The animated feature film of Marjane Satrapi's Persepolis (co-directed with Vincent Paronnaud, a.k.a. Winshluss) will be released on both DVD-Video and Blu-ray Disc in both North America and the British Isles in the next few months: 24 June 2008 in the USA and 18 August 2008 in the UK.
I also thought it worth mentioning that Blue Underground in North America are planning to release Ralph Bakshi's 1983 feature Fire and Ice onto Blu-ray – though there's no release date set, this would make it one of the very first high-definition releases of pre-digital animation and, discounting the Don Bluth-directed interactive animation Dragon's Lair, certainly the first to be neither Disney nor anime. The only other such releases so far in anywhere other than Japan are Disney's Clyde Geronimi-directed Sleeping Beauty (1959, making it by far the oldest of these) and several of the Dragon Ball Z theatrical features and TV specials. Meanwhile, the sole work of stop-motion – the medium which I find benefits most of all from high-definition – on either home format is Corpse Bride. This makes me want to cry, just a little, as Corpse Bride is not a great example of the art form – if there is only going to be one, it should at least be Shisha no Sho or Staré povesti ceské; even The Nightmare Before Christmas would have given me some hope.
Anyway, thanks to Blu-ray.com and Twitch for alerting me to these. On vaguely related note, have a look at the cute artwork of the Blu-ray/DVD bundle release of Rintaro's 2001 Metropolis film – much better in my opinion than the film itself and, judging by the comments, than the new transfer. The original DVD release also had something more in this vein.

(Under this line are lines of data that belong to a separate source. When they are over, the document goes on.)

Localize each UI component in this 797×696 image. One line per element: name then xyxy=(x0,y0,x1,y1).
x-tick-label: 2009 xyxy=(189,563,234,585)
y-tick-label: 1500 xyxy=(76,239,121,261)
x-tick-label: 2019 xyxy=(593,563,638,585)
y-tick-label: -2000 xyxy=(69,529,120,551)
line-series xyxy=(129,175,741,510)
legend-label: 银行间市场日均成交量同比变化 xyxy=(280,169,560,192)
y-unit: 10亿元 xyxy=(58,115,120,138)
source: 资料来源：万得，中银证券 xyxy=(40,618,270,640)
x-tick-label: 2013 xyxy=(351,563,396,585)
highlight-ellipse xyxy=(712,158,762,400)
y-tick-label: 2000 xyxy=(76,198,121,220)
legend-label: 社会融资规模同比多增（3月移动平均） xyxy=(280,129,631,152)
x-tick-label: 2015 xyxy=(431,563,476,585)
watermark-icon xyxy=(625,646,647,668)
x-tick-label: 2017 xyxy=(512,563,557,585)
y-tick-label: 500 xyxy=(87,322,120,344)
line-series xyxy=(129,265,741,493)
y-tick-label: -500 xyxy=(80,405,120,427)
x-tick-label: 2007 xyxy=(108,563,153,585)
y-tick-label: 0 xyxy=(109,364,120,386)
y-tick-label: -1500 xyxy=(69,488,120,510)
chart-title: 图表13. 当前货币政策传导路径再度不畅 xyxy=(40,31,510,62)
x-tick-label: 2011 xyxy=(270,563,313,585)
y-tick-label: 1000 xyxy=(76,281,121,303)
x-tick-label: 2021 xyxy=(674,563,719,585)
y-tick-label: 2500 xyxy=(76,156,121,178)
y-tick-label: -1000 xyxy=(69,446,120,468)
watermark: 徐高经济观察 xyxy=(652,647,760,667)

And one last word of advice – Park Chan-Wook's Saibogujiman Kwenchana (I'm a Cyborg, but That's OK, 2006) has been slowing moving around cinemas in the British Isles since 4 April 2008, and is the funniest (or perhaps more accurately, funest) film since Tôkyô Godfathers. I'll warn you, as I wish others had, that there is one genuinely icky shot near the end of the opening titles and one revealing scene of Rain which makes it definitely not one to see with one's parents – but other than that it's pure, genuine and exhilaratingly surreal enjoyment, with just enough emotional "fibre" to make it satisfying (and thus avoid the "hollow" feeling of something like CLAMP's Seiden). Though it certainly builds on some elements first seen in his earlier films, the different focus makes whether or not you liked those little indicator or whether you'll like this. The best reference points would be Tôkyô Godfathers and the Urusei Yatsura movies as I found those similarly enjoyable – perhaps even Princes et princesses. The titles it's most similar to are actually Michel Gondry's La Science des rêves and Jeunet's Amélie, but the "cult" element which Park introduces makes Saibogujiman Kwenchana appeal to a different audience and sense of humour, the sensitive mixing of romance and robots making it the perfect otaku date movie.